His white blood count (12,400/µL) and high sensitive C-reactive p

His white blood count (12,400/µL) and high sensitive C-reactive protein (6.79

mg/dL) were elevated and chest X-ray showed multifocal pneumonic infiltration in both lung fields as well as a huge mass in the lower zone of the right lung. His brain CT showed the old cerebral infarction in the left medial-frontal area and the acute cerebral infarction in the right fronto-temporal area (Fig. 1). Transthoracic echocardiographic (TTE) examination was performed to investigate the cause Inhibitors,research,lifescience,medical of his recurrent cerebroembolic episodes, revealing a very huge, mobile mass in the LA which originated from the right main pulmonary venous trunk accompanied by a small amount of pericardial effusion (Fig. 2). The mass moved in a to-and-fro fashion through Inhibitors,research,lifescience,medical the mitral valve with neither

significant obstruction of the mitral inflow nor pressure gradient between the LA and left ventricle (LV). LV ejection fraction and LA size were MEK162 mechanism within normal range. In order to figure out the relation of the mass to the surrounding structures, chest CT was subsequently performed, showing multi-focal consolidation in both lung fields and a huge mass of 6.0 cm by 4.5 cm size in the right lower lobe encroaching the right main pulmonary artery, right pulmonary venous trunk and LA (Fig. 3).
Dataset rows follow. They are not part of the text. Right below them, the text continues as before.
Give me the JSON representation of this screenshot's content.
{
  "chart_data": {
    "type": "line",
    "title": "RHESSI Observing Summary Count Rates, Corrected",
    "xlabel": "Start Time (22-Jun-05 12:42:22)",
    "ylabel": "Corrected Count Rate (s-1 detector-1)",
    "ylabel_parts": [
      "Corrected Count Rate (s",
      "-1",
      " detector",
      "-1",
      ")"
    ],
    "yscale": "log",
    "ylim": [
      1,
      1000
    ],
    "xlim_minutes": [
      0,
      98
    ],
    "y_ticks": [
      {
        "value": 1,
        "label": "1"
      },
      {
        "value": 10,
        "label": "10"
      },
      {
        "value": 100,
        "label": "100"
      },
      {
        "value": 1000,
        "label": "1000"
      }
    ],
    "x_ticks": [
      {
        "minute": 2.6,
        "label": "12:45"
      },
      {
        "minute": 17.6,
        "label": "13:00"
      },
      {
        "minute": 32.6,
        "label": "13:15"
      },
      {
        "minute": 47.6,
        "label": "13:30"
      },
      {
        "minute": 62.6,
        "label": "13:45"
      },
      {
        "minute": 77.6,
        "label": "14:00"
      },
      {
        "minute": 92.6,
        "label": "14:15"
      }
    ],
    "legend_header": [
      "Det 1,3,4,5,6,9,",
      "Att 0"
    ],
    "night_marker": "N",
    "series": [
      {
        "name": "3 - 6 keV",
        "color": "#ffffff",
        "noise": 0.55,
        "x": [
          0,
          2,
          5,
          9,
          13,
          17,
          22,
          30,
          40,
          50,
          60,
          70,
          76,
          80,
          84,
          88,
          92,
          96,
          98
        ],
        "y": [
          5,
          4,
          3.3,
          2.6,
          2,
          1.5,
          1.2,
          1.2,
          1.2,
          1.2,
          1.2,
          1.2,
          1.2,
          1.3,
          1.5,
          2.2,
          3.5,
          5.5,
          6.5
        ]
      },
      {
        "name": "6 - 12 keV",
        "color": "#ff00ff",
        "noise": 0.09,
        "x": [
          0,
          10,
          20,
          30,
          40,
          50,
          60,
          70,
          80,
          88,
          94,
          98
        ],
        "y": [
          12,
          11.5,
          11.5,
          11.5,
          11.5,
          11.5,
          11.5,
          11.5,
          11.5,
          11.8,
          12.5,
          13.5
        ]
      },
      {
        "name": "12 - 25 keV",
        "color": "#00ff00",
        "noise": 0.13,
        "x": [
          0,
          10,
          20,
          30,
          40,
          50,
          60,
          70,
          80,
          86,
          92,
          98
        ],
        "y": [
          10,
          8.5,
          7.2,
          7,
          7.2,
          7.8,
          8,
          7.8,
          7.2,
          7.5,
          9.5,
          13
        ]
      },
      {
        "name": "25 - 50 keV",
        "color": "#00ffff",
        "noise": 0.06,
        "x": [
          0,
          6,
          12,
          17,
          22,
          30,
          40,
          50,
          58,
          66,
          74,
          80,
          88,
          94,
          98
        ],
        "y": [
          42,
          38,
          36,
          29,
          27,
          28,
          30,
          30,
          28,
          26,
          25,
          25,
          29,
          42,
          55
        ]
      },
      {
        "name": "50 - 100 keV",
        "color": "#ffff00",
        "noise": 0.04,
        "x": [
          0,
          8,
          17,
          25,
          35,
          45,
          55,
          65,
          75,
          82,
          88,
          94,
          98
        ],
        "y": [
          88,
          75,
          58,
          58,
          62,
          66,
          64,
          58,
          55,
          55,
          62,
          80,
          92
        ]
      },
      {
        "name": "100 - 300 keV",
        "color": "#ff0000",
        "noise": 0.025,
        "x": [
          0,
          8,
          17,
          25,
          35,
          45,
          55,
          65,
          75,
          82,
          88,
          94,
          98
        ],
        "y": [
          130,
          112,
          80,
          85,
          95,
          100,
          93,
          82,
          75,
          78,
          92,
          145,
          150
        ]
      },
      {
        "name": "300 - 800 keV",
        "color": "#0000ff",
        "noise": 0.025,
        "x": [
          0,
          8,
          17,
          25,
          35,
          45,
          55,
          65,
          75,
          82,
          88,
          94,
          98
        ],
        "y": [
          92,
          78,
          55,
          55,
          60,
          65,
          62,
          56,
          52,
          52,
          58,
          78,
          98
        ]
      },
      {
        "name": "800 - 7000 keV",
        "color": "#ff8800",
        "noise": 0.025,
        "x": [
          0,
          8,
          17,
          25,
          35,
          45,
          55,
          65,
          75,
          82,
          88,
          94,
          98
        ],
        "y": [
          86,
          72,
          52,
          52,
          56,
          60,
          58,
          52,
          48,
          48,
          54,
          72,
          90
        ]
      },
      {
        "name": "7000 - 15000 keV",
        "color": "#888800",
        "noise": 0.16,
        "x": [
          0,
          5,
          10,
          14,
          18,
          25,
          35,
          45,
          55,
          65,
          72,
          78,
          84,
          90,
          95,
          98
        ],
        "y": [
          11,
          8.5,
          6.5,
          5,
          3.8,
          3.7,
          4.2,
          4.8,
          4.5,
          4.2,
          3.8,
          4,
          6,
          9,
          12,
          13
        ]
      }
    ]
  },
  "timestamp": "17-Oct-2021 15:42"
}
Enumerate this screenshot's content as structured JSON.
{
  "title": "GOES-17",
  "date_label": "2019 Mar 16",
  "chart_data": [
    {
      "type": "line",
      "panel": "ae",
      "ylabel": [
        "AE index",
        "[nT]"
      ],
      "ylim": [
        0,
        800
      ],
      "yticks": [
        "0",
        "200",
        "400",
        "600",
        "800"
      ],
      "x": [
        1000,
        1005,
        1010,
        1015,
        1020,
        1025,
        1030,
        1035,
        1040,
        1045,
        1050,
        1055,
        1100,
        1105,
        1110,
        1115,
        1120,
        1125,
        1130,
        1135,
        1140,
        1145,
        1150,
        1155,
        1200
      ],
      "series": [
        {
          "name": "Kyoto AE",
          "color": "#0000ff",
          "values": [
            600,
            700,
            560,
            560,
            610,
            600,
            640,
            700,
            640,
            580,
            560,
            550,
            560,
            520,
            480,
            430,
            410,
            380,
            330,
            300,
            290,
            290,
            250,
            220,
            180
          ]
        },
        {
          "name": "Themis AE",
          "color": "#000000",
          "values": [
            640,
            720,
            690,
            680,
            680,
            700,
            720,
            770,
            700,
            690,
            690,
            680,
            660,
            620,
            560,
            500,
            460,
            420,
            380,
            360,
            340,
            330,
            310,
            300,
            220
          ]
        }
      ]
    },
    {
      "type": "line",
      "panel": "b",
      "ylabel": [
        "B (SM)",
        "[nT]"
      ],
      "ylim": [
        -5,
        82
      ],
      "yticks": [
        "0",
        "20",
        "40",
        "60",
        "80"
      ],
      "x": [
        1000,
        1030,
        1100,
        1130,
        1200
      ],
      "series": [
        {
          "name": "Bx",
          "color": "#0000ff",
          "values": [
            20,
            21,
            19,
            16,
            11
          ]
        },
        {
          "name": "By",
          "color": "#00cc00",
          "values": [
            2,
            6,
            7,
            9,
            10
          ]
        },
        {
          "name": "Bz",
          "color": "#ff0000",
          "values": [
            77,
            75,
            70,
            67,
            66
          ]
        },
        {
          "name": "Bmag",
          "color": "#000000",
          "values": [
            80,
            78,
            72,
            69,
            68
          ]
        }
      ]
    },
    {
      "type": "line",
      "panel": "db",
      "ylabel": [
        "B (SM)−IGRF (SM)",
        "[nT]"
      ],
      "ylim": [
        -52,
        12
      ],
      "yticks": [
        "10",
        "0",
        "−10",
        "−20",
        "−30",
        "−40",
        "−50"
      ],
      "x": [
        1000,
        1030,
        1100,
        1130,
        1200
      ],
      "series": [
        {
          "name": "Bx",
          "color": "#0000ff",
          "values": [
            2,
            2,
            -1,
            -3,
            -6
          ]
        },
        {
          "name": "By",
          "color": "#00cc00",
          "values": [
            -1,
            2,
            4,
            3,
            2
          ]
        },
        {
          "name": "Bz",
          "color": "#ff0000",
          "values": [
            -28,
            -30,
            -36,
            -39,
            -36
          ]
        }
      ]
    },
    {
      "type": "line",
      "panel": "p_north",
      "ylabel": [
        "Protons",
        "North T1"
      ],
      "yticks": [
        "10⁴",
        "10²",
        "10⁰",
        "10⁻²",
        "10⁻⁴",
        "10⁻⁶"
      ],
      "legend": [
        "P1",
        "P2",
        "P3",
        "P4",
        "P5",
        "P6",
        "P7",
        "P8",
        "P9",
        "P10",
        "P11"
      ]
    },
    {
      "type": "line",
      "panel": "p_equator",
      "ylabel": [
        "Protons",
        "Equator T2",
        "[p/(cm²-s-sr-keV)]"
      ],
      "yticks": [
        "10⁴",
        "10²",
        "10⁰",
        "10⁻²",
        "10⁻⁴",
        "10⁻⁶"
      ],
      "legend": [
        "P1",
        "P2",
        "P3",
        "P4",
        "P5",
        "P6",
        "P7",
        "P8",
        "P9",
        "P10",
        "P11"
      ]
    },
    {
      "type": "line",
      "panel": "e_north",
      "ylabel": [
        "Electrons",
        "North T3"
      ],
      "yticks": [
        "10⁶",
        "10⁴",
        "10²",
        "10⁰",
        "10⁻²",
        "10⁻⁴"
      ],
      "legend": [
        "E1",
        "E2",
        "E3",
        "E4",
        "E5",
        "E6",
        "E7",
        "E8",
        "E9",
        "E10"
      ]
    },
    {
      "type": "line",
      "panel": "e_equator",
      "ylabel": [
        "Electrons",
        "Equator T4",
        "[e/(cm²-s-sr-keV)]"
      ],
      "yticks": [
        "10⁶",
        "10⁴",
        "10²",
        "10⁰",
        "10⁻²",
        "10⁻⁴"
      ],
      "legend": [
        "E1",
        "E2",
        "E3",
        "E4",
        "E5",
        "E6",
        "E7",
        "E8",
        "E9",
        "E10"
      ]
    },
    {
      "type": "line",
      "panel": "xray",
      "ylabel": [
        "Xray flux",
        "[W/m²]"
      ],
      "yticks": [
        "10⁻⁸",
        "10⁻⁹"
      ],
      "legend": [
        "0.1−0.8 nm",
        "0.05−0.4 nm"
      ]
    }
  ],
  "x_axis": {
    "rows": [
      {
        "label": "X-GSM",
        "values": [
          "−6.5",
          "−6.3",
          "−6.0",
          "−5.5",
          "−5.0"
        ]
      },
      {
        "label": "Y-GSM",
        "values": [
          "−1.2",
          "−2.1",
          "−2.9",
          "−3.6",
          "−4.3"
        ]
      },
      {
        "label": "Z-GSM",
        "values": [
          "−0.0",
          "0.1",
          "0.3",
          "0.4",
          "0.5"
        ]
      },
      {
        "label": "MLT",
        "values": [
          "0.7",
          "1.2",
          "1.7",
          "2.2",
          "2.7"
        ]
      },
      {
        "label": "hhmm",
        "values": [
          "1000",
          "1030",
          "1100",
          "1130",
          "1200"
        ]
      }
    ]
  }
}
Intracardiac mass as well as lung mass were increased and multifocal metastasis and pneumonia in both lungs were aggravated compared to previous chest CT. http://www.selleckchem.com/products/Gefitinib.html metastatic lymphadenopathy Inhibitors,research,lifescience,medical at both paratracheal, lobar and interlobar station and malignant pleural effusion were also noted. Due to strong rejection of further work-up and treatment

Inhibitors,research,lifescience,medical by his family members, it was inevitable to select supportive treatment. A short-time later, he passed away. Fig. 1 Acute cerebral infarction is seen in the right fronto-temporal lobe (arrow) and the old one in left medial-frontal lobe (arrowhead). Fig. 2 Echocardiogram shows Inhibitors,research,lifescience,medical a large intracavitary globular and linear mass, occupying most of the left atrium (LA) cavity. The mass originated from the pulmonary vein (arrow), directly invaded through the pericardium and into the LA. LV: left ventricle, RA: … Fig. 3 A huge lung mass of 6.0 cm by 4.5 cm size (arrow) in the right lower lung zone AV-951 that invaded into the right main pulmonary artery, right pulmonary venous trunk and left atrium is seen. Discussion Excluding systemic tumor emboli caused by left atrial myxomas, tumor emboli large enough to cause symptomatic cerebral ischemia are quite rare. The sites of tumor emboli reported most frequently are the aortic bifurcation or femoral vessels (50%) and the cerebral circulation (30%).4),5) In the most cases, an advanced primary or metastatic pulmonary tumor gains access to the arterial system through the pulmonary veins.6),7) Lung cancer invades the heart in two different ways: direct invasion by a primary tumor or a metastatic lymph node, and tumor invasion contiguously through the pulmonary veins.